Na esfera do invisível, do intangível,
Sobre desertos, vácuo, soledade,
Voa e paira o espírito impassível!

Dualidade

Sei que é Amor, meu amor…porque o desejo
o meu próprio desejo tão violento,
dir-se-ia ter pudor, ter sentimento,
quando estás junto a mim, quando te vejo.

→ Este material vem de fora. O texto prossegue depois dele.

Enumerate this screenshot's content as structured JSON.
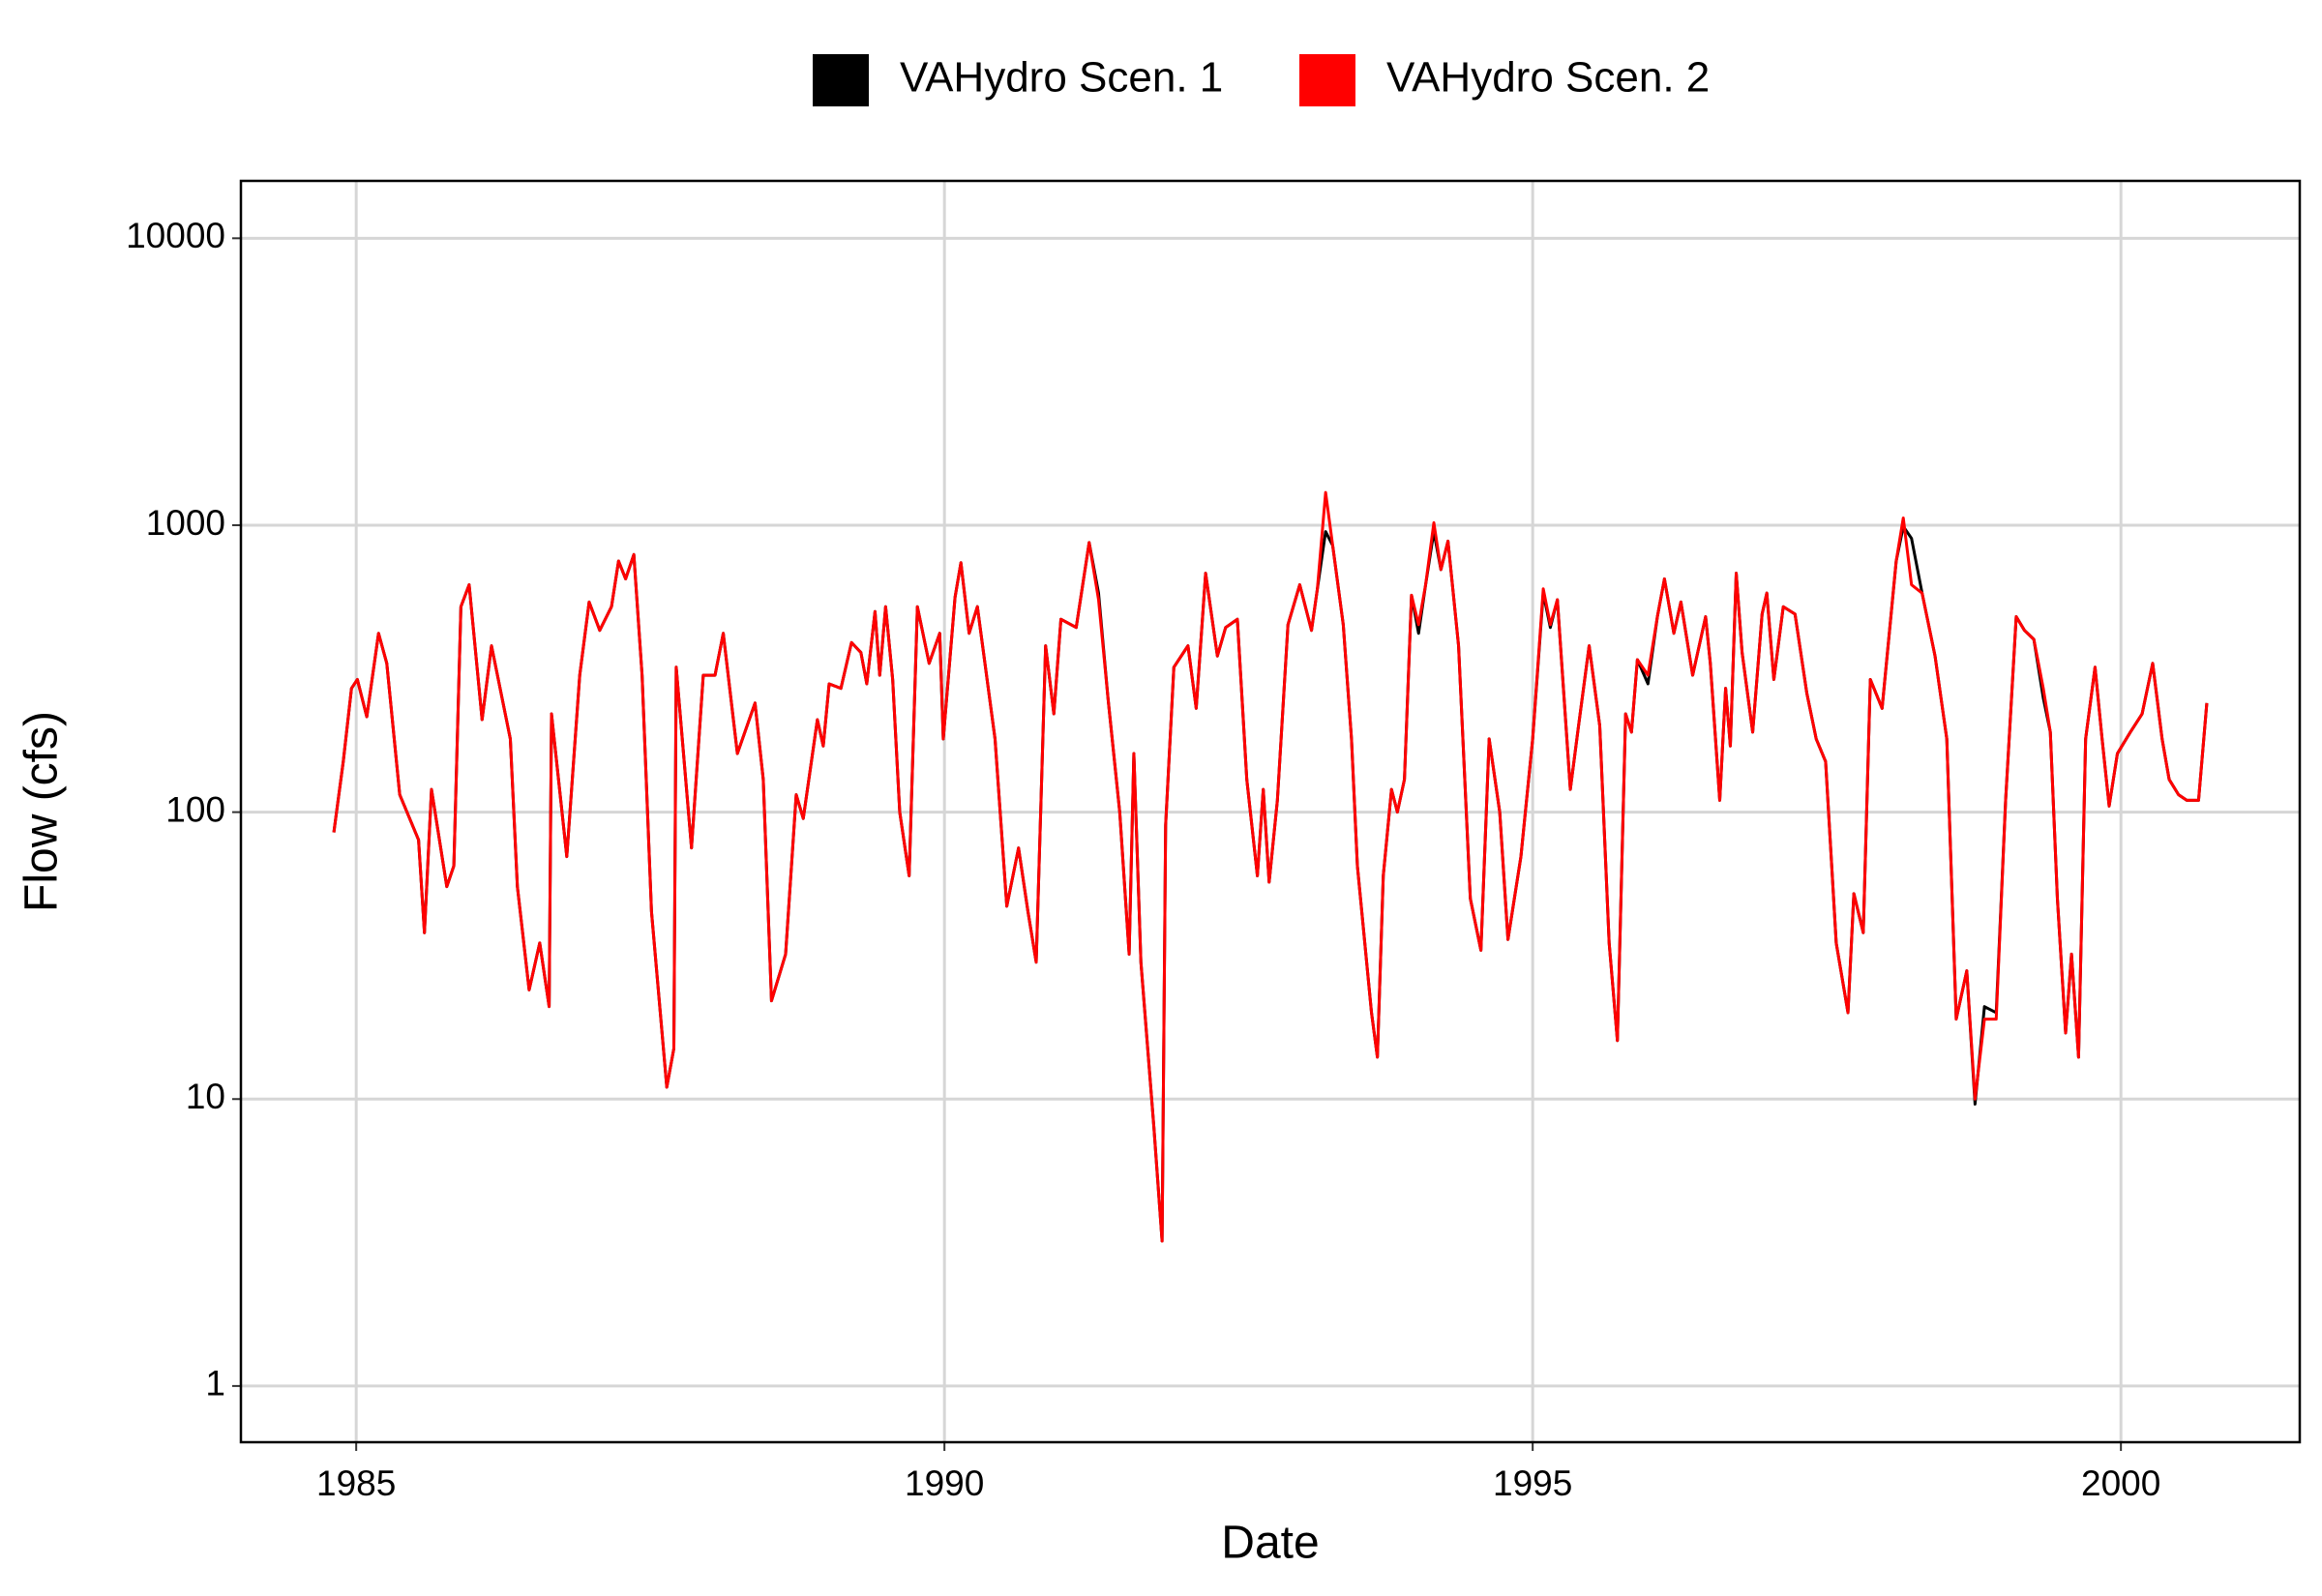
{
  "chart_data": {
    "type": "line",
    "x_label": "Date",
    "y_label": "Flow (cfs)",
    "x": [
      1984.81,
      1984.89,
      1984.96,
      1985.01,
      1985.09,
      1985.19,
      1985.26,
      1985.37,
      1985.53,
      1985.58,
      1985.64,
      1985.77,
      1985.83,
      1985.89,
      1985.96,
      1986.07,
      1986.15,
      1986.31,
      1986.37,
      1986.47,
      1986.56,
      1986.64,
      1986.66,
      1986.79,
      1986.9,
      1986.98,
      1987.07,
      1987.17,
      1987.23,
      1987.29,
      1987.36,
      1987.43,
      1987.51,
      1987.64,
      1987.7,
      1987.72,
      1987.85,
      1987.95,
      1988.05,
      1988.12,
      1988.24,
      1988.39,
      1988.46,
      1988.53,
      1988.65,
      1988.74,
      1988.8,
      1988.92,
      1988.97,
      1989.02,
      1989.12,
      1989.21,
      1989.29,
      1989.34,
      1989.41,
      1989.45,
      1989.5,
      1989.56,
      1989.62,
      1989.7,
      1989.77,
      1989.87,
      1989.96,
      1989.99,
      1990.09,
      1990.14,
      1990.21,
      1990.28,
      1990.43,
      1990.53,
      1990.63,
      1990.71,
      1990.78,
      1990.86,
      1990.93,
      1990.99,
      1991.12,
      1991.23,
      1991.31,
      1991.39,
      1991.49,
      1991.57,
      1991.61,
      1991.67,
      1991.78,
      1991.85,
      1991.88,
      1991.95,
      1992.07,
      1992.14,
      1992.22,
      1992.32,
      1992.39,
      1992.49,
      1992.57,
      1992.66,
      1992.71,
      1992.76,
      1992.83,
      1992.92,
      1993.02,
      1993.12,
      1993.17,
      1993.24,
      1993.3,
      1993.39,
      1993.46,
      1993.51,
      1993.63,
      1993.68,
      1993.73,
      1993.8,
      1993.85,
      1993.91,
      1993.97,
      1994.03,
      1994.09,
      1994.16,
      1994.22,
      1994.28,
      1994.37,
      1994.47,
      1994.56,
      1994.63,
      1994.72,
      1994.79,
      1994.9,
      1995.0,
      1995.09,
      1995.15,
      1995.21,
      1995.32,
      1995.39,
      1995.48,
      1995.57,
      1995.65,
      1995.72,
      1995.79,
      1995.84,
      1995.89,
      1995.98,
      1996.06,
      1996.12,
      1996.2,
      1996.26,
      1996.36,
      1996.47,
      1996.51,
      1996.59,
      1996.64,
      1996.68,
      1996.73,
      1996.78,
      1996.87,
      1996.95,
      1996.99,
      1997.05,
      1997.13,
      1997.23,
      1997.33,
      1997.41,
      1997.49,
      1997.58,
      1997.68,
      1997.73,
      1997.81,
      1997.87,
      1997.97,
      1998.09,
      1998.15,
      1998.22,
      1998.31,
      1998.42,
      1998.52,
      1998.6,
      1998.69,
      1998.76,
      1998.84,
      1998.94,
      1999.02,
      1999.11,
      1999.18,
      1999.26,
      1999.34,
      1999.4,
      1999.46,
      1999.53,
      1999.58,
      1999.64,
      1999.7,
      1999.78,
      1999.84,
      1999.9,
      1999.97,
      2000.08,
      2000.18,
      2000.27,
      2000.35,
      2000.41,
      2000.49,
      2000.56,
      2000.66,
      2000.73
    ],
    "series": [
      {
        "name": "VAHydro Scen. 1",
        "color": "#000000",
        "values": [
          85,
          150,
          270,
          290,
          215,
          420,
          330,
          115,
          80,
          38,
          120,
          55,
          65,
          520,
          620,
          210,
          380,
          180,
          55,
          24,
          35,
          21,
          220,
          70,
          300,
          540,
          430,
          520,
          750,
          650,
          790,
          300,
          45,
          11,
          15,
          320,
          75,
          300,
          300,
          420,
          160,
          240,
          130,
          22,
          32,
          115,
          95,
          210,
          170,
          280,
          270,
          390,
          360,
          280,
          500,
          300,
          520,
          290,
          100,
          60,
          520,
          330,
          420,
          180,
          560,
          740,
          420,
          520,
          180,
          47,
          75,
          45,
          30,
          380,
          220,
          470,
          440,
          870,
          580,
          250,
          100,
          32,
          160,
          30,
          8,
          3.2,
          90,
          320,
          380,
          230,
          680,
          350,
          440,
          470,
          130,
          60,
          120,
          57,
          110,
          450,
          620,
          430,
          600,
          950,
          850,
          450,
          180,
          65,
          20,
          14,
          60,
          120,
          100,
          130,
          570,
          420,
          620,
          950,
          700,
          880,
          380,
          50,
          33,
          180,
          100,
          36,
          70,
          180,
          580,
          440,
          550,
          120,
          200,
          380,
          200,
          35,
          16,
          220,
          190,
          340,
          280,
          480,
          650,
          420,
          540,
          300,
          480,
          330,
          110,
          270,
          170,
          680,
          360,
          190,
          490,
          580,
          290,
          520,
          490,
          260,
          180,
          150,
          35,
          20,
          52,
          38,
          290,
          230,
          750,
          990,
          900,
          580,
          350,
          180,
          19,
          28,
          9.6,
          21,
          20,
          110,
          480,
          430,
          400,
          250,
          190,
          50,
          17,
          32,
          14,
          180,
          320,
          180,
          105,
          160,
          190,
          220,
          330,
          180,
          130,
          115,
          110,
          110,
          240
        ]
      },
      {
        "name": "VAHydro Scen. 2",
        "color": "#ff0000",
        "values": [
          85,
          150,
          270,
          290,
          215,
          420,
          330,
          115,
          80,
          38,
          120,
          55,
          65,
          520,
          620,
          210,
          380,
          180,
          55,
          24,
          35,
          21,
          220,
          70,
          300,
          540,
          430,
          520,
          750,
          650,
          790,
          300,
          45,
          11,
          15,
          320,
          75,
          300,
          300,
          420,
          160,
          240,
          130,
          22,
          32,
          115,
          95,
          210,
          170,
          280,
          270,
          390,
          360,
          280,
          500,
          300,
          520,
          290,
          100,
          60,
          520,
          330,
          420,
          180,
          560,
          740,
          420,
          520,
          180,
          47,
          75,
          45,
          30,
          380,
          220,
          470,
          440,
          870,
          550,
          250,
          100,
          32,
          160,
          30,
          8,
          3.2,
          90,
          320,
          380,
          230,
          680,
          350,
          440,
          470,
          130,
          60,
          120,
          57,
          110,
          450,
          620,
          430,
          600,
          1300,
          850,
          450,
          180,
          65,
          20,
          14,
          60,
          120,
          100,
          130,
          570,
          450,
          620,
          1020,
          700,
          880,
          380,
          50,
          33,
          180,
          100,
          36,
          70,
          180,
          600,
          450,
          550,
          120,
          200,
          380,
          200,
          35,
          16,
          220,
          190,
          340,
          300,
          480,
          650,
          420,
          540,
          300,
          480,
          330,
          110,
          270,
          170,
          680,
          360,
          190,
          490,
          580,
          290,
          520,
          490,
          260,
          180,
          150,
          35,
          20,
          52,
          38,
          290,
          230,
          750,
          1060,
          620,
          580,
          350,
          180,
          19,
          28,
          10,
          19,
          19,
          110,
          480,
          430,
          400,
          270,
          190,
          50,
          17,
          32,
          14,
          180,
          320,
          180,
          105,
          160,
          190,
          220,
          330,
          180,
          130,
          115,
          110,
          110,
          240
        ]
      }
    ],
    "xlim": [
      1984.02,
      2001.52
    ],
    "xticks": [
      1985,
      1990,
      1995,
      2000
    ],
    "ylim": [
      0.637,
      15849
    ],
    "yticks": [
      1,
      10,
      100,
      1000,
      10000
    ],
    "y_scale": "log",
    "grid": true,
    "legend": "top"
  }
}
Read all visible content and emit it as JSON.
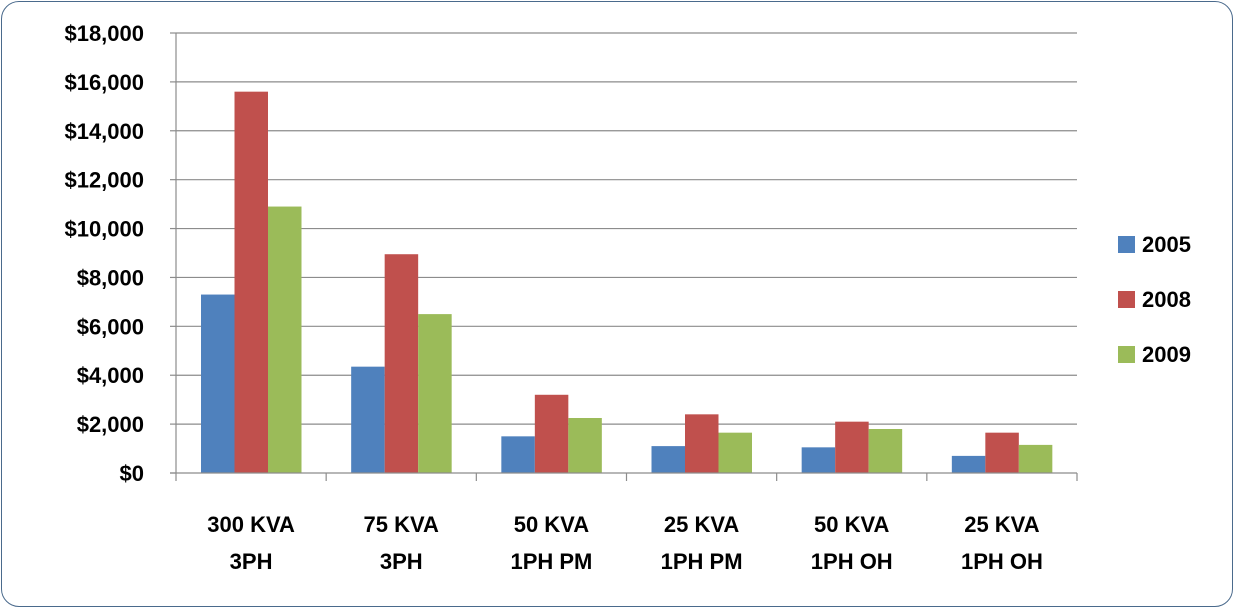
{
  "chart_data": {
    "type": "bar",
    "categories": [
      [
        "300 KVA",
        "3PH"
      ],
      [
        "75 KVA",
        "3PH"
      ],
      [
        "50 KVA",
        "1PH PM"
      ],
      [
        "25 KVA",
        "1PH PM"
      ],
      [
        "50 KVA",
        "1PH OH"
      ],
      [
        "25 KVA",
        "1PH OH"
      ]
    ],
    "series": [
      {
        "name": "2005",
        "color": "#4f81bd",
        "values": [
          7300,
          4350,
          1500,
          1100,
          1050,
          700
        ]
      },
      {
        "name": "2008",
        "color": "#c0504d",
        "values": [
          15600,
          8950,
          3200,
          2400,
          2100,
          1650
        ]
      },
      {
        "name": "2009",
        "color": "#9bbb59",
        "values": [
          10900,
          6500,
          2250,
          1650,
          1800,
          1150
        ]
      }
    ],
    "ylim": [
      0,
      18000
    ],
    "yticks": [
      0,
      2000,
      4000,
      6000,
      8000,
      10000,
      12000,
      14000,
      16000,
      18000
    ],
    "ytick_labels": [
      "$0",
      "$2,000",
      "$4,000",
      "$6,000",
      "$8,000",
      "$10,000",
      "$12,000",
      "$14,000",
      "$16,000",
      "$18,000"
    ],
    "grid": true,
    "legend_position": "right"
  }
}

É um clarim a vibrar como um harpejo,
misto de impulso e de deslumbramento.
Sei que é Amor, meu amor…porque o desejo
é desejo e ternura a um só momento.

Beijo-te a boca, as mãos, e hei de beijar-te
nessa dupla emoção, (violento e terno)
em que a minha alma inteira se reparte,

– e a perceber em meu estranho ardor,
que há uma luta entre o efêmero e o eterno,
entre um demônio e um anjo em todo Amor!

Soneto 568 Nazaretado

Uns dizem que de índia tinha cara;
a outros parecia um rapazelho.
Famoso mesmo foi o seu joelho,
além da voz, que mais se aveludara.

Veludo, mas cortante, coisa rara:
quer fosse a Lindonéia nosso espelho
ou fosse o Carcará bordão vermelho,
o fato é que, no mapa, a nata é Nara.

Da Bossa Nova é musa mais bem-quista.
Tropicalista diva, brilha quieta.
Rebelde mais serena não se avista.

Foi ídolo, na luta, do poeta,
ao mesmo tempo olímpica e humanista,
pois Nara é nata, é nota, é gata, é neta.